Опасный беглец. Пламя гнева | страница 23



— Мешки! — приказал саиб афганцу.

Афганец пронес по двору два длинных мешка, скрепленных вместе и похожих на гигантские кожаные шаровары. Что-то живое билось в мешках, ворочалось и визжало.

— Крысы! — расширив глаза, сказала Леле младшая ткачиха.

— О-о!.. О-о!.. — Снова ужасный вой послышался за оградой. Мешки, набитые голодными крысами, натянули старику на ноги.

— Отпустите! — вопил повар.

— Где пояс Гордон-саиба?..

— Не знаю, клянусь, не знаю!.. — хрипел индус.

Мешки ходили, как живые. Крысы, с визгом облепив ноги бедного повара, терзали его тело.

Скоро стоны за оградой затихли. Повара протащили за ноги через весь двор. Он потерял сознание.

Маленький саиб обошел заключенных. Люди стояли под солнцем долгие часы без пищи. У одного руки были скручены веревкой за спиной и к рукам подвешена тяжелая гиря. У другого веревка стягивала всё тело, крепко прихватывая левую ногу. Он стоял на правой ноте, согнувшись, с кладью кирпичей на пояснице. На обнаженной спине у него запеклись раны от солнечных ожогов. Третий, самый крайний, висел, привязанный за руки к поперечному брусу. Свесив голову набок, он часто-часто дышал и изредка дергался, словно в судороге.

— Третий день им не дают воды, — сказала старшая ткачиха. — Это крестьяне, не заплатившие налога.

Маленький саиб обошел всех.

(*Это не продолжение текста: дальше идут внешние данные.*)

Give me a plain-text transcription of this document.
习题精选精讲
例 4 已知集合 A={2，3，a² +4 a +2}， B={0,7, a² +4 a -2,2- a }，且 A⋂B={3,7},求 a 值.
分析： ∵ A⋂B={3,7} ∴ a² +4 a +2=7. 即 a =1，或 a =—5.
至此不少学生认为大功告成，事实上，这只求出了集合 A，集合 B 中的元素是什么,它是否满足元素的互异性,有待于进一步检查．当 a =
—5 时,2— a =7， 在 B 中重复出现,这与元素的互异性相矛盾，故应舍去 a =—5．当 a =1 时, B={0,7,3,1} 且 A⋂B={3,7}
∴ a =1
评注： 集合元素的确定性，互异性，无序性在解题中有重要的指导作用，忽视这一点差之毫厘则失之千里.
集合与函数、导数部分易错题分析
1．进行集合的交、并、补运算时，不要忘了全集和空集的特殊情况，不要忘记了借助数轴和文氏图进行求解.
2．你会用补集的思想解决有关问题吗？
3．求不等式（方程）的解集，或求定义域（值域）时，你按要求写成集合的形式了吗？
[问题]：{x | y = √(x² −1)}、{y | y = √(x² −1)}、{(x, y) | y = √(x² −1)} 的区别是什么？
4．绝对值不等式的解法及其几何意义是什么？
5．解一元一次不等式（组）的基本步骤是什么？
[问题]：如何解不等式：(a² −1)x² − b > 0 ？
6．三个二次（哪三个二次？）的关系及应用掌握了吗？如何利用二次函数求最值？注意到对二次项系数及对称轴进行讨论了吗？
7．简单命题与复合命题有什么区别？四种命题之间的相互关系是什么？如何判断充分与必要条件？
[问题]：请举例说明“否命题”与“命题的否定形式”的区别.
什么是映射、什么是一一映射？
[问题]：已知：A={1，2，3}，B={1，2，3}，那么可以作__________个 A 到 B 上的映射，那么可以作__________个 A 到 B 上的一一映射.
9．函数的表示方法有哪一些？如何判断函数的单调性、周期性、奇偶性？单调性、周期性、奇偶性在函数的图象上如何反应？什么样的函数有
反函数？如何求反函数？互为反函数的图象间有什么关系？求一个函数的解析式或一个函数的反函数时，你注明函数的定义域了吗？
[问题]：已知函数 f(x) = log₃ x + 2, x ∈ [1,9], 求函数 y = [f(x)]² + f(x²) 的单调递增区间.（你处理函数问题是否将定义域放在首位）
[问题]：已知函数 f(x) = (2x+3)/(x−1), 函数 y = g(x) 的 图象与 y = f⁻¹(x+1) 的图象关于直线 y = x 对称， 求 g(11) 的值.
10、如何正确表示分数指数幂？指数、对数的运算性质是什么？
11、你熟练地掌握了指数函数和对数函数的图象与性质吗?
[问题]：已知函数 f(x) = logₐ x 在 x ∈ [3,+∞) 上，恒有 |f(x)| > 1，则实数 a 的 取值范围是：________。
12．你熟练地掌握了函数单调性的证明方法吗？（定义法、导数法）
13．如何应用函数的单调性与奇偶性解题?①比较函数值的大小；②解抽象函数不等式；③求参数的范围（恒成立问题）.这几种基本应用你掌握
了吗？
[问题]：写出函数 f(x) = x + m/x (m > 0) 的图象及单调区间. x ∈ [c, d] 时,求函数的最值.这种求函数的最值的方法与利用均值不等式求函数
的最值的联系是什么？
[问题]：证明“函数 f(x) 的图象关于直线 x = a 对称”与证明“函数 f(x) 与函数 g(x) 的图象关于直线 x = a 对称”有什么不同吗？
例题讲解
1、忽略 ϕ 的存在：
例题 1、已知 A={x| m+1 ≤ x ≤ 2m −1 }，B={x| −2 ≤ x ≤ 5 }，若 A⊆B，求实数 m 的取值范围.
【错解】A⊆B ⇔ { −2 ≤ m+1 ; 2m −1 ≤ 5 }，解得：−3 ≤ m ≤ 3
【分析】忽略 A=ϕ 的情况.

Он велел посыпать солью спины самым упорным и ушел.

«Скоро придут и за мной», — думала Лела. Она ждала до вечера. Но солнце зашло, и никто о ней не вспомнил.

— Сиди тихо, девушка! — сказала ей ткачиха. Может быть, маленький саиб не так скоро вспомнит о тебе.

Лела быстро изучила свою тюрьму. Скоро она знала все ее закоулки, места пыток, подвалы и глубокую нишу за решеткой, в толстой стене, где лежали больные.

Один заключенный с первых дней привлек ее внимание. Он сидел в углу двора один, отделенный от всех невысокой глиняной оградой; сидел на корточках, равномерно покачиваясь взад и вперед, и тихо тянул одну и ту же ноту, не то мычал, не то пел без слов, точно немой. На лбу у него, из-под белой тряпки, которой была повязана голова, виднелись три поперечные черные стрелы.

«Неприкасаемый!» — поняла Лела.

Никто не подходил к заключенному. Метельщики улиц — мехтары низкой касты, — кожевники-чамары, пахнущие кожей убитых животных и потому тоже нечистые, даже люди касты «пасси» — чистильщики выгребных ям, — и те не смели коснуться его. Он был пария — человек самой низшей из всех каст Индии. Он не имел права напиться воды из общего арыка. Сторожа далеко обходили его, чтобы невзначай не коснуться краем одежды. Коснувшись парии, человек тотчас становился таким же парией. Хлеб ему кидали издали.